Think about the internet this way: the more you’re involved, the more likely your name will pop up on a Google search. Don’t hesitate to spread yourself across many social networking sites, because readers go to many different websites to find authors.

3. Now Market! 

Now that you’ve joined the World Wide Web, you can start sharing your name and news all over. Without going into extravagant details on all those websites again, however, I’ll give other opportunities.

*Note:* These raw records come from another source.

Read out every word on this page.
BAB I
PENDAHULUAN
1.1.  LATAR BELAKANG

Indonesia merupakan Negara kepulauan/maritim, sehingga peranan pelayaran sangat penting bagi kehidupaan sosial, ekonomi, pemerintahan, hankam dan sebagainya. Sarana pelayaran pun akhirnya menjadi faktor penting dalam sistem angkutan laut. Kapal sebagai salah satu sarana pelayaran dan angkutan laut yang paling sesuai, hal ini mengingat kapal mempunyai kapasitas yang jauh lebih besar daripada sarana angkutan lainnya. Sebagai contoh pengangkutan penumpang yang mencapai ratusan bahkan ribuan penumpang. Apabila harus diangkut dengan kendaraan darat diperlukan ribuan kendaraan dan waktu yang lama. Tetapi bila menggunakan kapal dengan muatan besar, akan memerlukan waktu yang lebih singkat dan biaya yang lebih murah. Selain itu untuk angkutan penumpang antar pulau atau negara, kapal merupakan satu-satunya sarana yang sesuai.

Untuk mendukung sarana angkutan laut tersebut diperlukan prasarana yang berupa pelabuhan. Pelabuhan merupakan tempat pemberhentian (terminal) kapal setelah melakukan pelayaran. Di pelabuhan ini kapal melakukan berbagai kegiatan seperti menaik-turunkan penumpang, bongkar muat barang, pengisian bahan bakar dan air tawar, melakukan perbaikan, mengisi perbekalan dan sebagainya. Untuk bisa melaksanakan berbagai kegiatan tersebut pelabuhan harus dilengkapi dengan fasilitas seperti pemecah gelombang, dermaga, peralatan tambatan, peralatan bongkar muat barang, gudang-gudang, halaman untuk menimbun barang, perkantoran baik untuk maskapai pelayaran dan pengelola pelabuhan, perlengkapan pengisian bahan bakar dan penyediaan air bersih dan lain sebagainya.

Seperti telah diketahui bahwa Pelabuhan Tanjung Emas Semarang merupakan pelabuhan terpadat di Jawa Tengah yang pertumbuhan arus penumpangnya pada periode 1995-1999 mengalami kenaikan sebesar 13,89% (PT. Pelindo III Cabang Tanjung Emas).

  • Find local businesses willing to support you. Print out flyers and share them with their customers. I have to thank Ice Fire Hookah in Shawnee, Kansas for doing this for me. It is very kind to know such a great group of people willing to support the arts.
  • Accept interviews, but also apply for them: Currently I’ve done five interviews for Minutes Before Sunset, and I’ve added them to my Extra’s Page: If you want to interview me, please don’t hesitate to send an email to ShannonAThompson@aol.com
    1. Michael Fedison (March 11, 2013)
    2. Tim Flanagan (March 13, 2013)
    3. Dan Pantagram (April 16, 2013).
    4. Sezoni on Twitter’s #WritersKaboodle (April 18, 2013)
    5. The Magill Review (April 19, 2013)
  • Create Extras: This allows readers to interact with your work. I’ve talked about this before, so if you’re looking for ideas, visit my Extra’s Page. I also have 2 other extras coming this Wednesday !
  • Exchange Reviews: There are many authors like yourself that are wanting more reviews and buys. I’d suggest reviewing others’ works anyways, but if you don’t have a lot of time, I could understand why asking for them to exchange reviews is good. Try it out and see where you go from there.